SPORT1: Mit welcher Zielsetzung gehen Sie nach der turbulenten Hinrunde in die Rückrunde?

Eberl: Wir haben vor der Saison gesagt, dass wir gerne die Einstelligkeit haben und bereit sein wollen, wenn andere schwächeln. Das bleibt unser Ziel und das hat nichts mit Understatement zu tun. Wir haben uns jetzt dreimal für Europa qualifiziert. Das waren fantastische Erlebnisse, die wir gerne wieder haben wollen. Das wollen aber einige andere Vereine auch. Es wird in der Rückrunde keinen Deut leichter, das zu manifestieren. Dortmund wird am Samstag ein erster Gradmesser, ob man die Chance hat, weiter um die Champions League zu spielen. Ich bin davon überzeugt, dass wir eine Mannschaft haben, die aufgrund der Erfahrungen der Hinrunde hellhörig und sensibel ist.

SPORT1: Fehlen wird allerdings Granit Xhaka. Für ihn ist mal wieder eine Zahl aufgeploppt für einen Wechsel im Winter. Arsenal soll angeblich 50 Millionen zahlen wollen…
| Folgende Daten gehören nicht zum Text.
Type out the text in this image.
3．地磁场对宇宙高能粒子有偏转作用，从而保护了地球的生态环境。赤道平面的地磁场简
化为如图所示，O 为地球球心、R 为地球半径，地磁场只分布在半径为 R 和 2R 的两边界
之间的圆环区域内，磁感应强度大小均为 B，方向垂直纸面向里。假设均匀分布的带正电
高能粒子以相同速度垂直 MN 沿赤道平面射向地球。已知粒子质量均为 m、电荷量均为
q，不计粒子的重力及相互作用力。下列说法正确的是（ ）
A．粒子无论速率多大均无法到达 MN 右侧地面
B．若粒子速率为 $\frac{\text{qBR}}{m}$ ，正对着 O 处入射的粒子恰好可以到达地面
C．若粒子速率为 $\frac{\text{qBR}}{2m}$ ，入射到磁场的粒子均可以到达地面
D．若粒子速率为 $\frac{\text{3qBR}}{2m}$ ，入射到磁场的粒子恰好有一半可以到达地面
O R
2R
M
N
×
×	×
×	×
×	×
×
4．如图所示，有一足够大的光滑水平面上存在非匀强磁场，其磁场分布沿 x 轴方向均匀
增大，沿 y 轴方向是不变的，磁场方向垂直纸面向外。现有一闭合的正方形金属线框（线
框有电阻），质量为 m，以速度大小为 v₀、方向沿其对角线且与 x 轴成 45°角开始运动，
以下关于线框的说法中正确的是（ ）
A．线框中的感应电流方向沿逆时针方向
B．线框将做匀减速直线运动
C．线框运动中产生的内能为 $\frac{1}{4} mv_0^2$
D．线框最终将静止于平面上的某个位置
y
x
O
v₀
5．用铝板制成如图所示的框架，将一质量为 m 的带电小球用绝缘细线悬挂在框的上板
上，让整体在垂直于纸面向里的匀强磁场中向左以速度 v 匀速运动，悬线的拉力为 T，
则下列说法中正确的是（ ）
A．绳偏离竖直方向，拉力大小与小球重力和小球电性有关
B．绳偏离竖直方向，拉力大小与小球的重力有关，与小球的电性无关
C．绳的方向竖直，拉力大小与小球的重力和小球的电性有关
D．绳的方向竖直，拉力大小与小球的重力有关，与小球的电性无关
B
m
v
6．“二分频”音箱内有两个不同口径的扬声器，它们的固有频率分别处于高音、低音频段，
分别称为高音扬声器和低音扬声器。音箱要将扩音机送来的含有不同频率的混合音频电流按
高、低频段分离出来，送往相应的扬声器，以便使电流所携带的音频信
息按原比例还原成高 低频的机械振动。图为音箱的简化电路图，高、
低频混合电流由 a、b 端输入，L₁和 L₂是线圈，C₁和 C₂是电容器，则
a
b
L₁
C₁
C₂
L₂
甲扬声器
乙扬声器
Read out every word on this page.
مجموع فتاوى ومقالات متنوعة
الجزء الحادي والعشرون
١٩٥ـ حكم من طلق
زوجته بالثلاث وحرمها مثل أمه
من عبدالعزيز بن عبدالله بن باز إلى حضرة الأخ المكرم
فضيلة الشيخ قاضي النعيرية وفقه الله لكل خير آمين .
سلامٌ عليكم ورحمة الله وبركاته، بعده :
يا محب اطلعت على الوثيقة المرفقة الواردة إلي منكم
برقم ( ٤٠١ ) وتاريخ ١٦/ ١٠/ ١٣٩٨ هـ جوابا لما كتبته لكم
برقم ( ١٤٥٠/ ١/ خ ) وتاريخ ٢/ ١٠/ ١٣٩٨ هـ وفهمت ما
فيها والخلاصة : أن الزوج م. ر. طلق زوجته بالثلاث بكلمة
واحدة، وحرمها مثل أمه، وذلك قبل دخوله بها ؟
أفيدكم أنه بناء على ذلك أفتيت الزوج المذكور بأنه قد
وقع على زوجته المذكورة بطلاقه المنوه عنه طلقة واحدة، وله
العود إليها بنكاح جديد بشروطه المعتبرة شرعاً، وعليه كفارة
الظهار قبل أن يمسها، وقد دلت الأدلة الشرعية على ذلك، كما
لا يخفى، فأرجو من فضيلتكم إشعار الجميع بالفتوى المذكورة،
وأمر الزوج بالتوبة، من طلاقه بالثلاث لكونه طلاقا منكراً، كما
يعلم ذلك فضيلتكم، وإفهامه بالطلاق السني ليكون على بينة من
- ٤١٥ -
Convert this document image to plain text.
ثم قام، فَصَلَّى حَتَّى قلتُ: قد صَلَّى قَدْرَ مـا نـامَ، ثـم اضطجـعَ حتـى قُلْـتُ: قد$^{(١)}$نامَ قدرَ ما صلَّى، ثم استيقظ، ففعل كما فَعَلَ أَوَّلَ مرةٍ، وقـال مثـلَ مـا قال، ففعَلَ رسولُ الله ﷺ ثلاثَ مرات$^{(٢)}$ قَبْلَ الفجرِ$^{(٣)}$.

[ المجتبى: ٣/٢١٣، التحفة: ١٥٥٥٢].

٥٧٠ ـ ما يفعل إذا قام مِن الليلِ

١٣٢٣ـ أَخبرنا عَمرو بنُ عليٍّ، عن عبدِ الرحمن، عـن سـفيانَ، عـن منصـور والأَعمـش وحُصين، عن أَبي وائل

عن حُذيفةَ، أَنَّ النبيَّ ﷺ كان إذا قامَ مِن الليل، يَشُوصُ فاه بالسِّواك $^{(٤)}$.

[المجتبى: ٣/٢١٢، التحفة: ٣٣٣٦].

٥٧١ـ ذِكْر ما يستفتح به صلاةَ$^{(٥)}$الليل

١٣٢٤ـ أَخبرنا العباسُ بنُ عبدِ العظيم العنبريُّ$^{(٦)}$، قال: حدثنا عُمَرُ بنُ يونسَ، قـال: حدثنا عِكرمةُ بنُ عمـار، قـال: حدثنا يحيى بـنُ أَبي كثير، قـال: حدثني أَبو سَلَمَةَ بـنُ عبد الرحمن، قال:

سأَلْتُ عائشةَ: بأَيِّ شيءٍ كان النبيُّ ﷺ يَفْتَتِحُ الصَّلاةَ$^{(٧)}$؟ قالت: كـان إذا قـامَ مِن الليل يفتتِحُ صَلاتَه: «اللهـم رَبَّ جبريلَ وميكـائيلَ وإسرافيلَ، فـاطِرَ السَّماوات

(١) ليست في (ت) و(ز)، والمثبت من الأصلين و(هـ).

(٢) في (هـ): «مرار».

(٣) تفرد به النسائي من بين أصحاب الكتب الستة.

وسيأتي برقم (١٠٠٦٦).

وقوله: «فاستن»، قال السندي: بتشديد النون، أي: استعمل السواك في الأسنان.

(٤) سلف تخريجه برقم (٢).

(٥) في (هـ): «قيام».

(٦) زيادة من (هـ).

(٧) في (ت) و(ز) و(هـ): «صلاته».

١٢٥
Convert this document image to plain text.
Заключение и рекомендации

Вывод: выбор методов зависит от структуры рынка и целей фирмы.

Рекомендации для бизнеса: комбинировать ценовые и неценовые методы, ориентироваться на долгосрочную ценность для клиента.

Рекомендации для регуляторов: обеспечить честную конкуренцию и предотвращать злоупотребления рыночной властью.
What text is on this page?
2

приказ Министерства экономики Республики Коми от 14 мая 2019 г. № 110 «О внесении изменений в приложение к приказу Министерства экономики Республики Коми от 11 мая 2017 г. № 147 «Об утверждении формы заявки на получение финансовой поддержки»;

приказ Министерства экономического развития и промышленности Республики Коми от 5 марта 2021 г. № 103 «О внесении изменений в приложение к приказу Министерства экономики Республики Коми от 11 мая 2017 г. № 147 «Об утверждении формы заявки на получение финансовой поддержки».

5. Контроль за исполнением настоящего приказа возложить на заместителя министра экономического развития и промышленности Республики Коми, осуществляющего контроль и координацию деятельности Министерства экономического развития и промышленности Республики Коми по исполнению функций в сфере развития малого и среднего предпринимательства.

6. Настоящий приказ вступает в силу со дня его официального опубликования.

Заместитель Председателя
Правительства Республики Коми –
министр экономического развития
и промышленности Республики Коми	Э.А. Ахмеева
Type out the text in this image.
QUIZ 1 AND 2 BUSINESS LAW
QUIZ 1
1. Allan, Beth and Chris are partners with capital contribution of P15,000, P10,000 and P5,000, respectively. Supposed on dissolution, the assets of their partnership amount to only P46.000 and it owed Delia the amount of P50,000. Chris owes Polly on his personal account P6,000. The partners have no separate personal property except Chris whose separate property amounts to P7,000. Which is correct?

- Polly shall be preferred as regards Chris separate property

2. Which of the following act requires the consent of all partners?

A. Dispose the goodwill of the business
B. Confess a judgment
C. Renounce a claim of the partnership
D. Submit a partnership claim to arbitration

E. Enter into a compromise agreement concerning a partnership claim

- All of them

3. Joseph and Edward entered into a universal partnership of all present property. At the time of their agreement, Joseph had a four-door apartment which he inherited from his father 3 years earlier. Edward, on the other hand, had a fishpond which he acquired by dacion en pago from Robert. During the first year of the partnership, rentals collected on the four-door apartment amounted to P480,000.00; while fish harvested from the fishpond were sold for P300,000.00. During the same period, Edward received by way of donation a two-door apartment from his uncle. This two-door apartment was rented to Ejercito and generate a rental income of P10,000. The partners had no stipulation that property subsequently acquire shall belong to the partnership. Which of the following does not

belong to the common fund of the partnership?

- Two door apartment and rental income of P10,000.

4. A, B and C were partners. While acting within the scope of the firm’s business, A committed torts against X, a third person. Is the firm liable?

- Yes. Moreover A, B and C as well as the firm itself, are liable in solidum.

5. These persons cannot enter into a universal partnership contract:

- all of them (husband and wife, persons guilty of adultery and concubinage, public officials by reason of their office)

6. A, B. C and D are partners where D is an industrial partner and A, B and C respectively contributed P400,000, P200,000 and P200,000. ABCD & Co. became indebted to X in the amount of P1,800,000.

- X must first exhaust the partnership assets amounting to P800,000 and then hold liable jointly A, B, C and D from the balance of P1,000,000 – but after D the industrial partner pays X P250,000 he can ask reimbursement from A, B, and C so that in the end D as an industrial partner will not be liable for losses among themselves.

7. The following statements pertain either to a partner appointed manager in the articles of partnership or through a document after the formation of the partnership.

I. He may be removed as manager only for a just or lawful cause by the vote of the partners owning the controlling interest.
Eberl: Es gibt kein Angebot, es gibt keine Zahl, die ich schwarz und weiß gesehen habe und es gibt auch keinen Kontakt zum FC Arsenal. Das möchte ich an dieser Stelle einmal klipp und klar sagen: Granit Xhaka möchte in Mönchengladbach bleiben und wir wollen ihn nicht hergeben. Er ist ein super Spieler für uns und wird mit uns die Rückrunde bestreiten. Und diese ganzen Zahlen, die da herumschwirren, die amüsieren mich.

SPORT1: Möglicherweise muss die Borussia im Sommer erneut umbauen. Nervt es nicht langsam, immer wieder Leistungsträger ersetzen zu müssen?

Eberl: Es nervt nicht, sondern es ist eine neue Herausforderung. Jeder Verein hat seine Rolle. Wir haben in den vergangenen Jahrzehnten super Spieler entwickelt, tolle Erfolge feiern können, dafür aber auch immer wieder Spieler verkaufen müssen. Das wird sich in den kommenden Jahren auch nicht ändern. Es bedeutet aber auch eine Chance, einen neuen Weg zu gehen. Man kann es mit Sisyphos vergleichen. Wenn man gute Entscheidungen fällt und sich als Verein strategisch gut aufstellt, kann der Stein zwar immer wieder herunterrollen, aber er wird vielleicht nicht mehr so schwer sein. Jetzt sind wir vier, fünf Jahre in tollen Tabellenregionen. Und das gilt es, zu stabilisieren.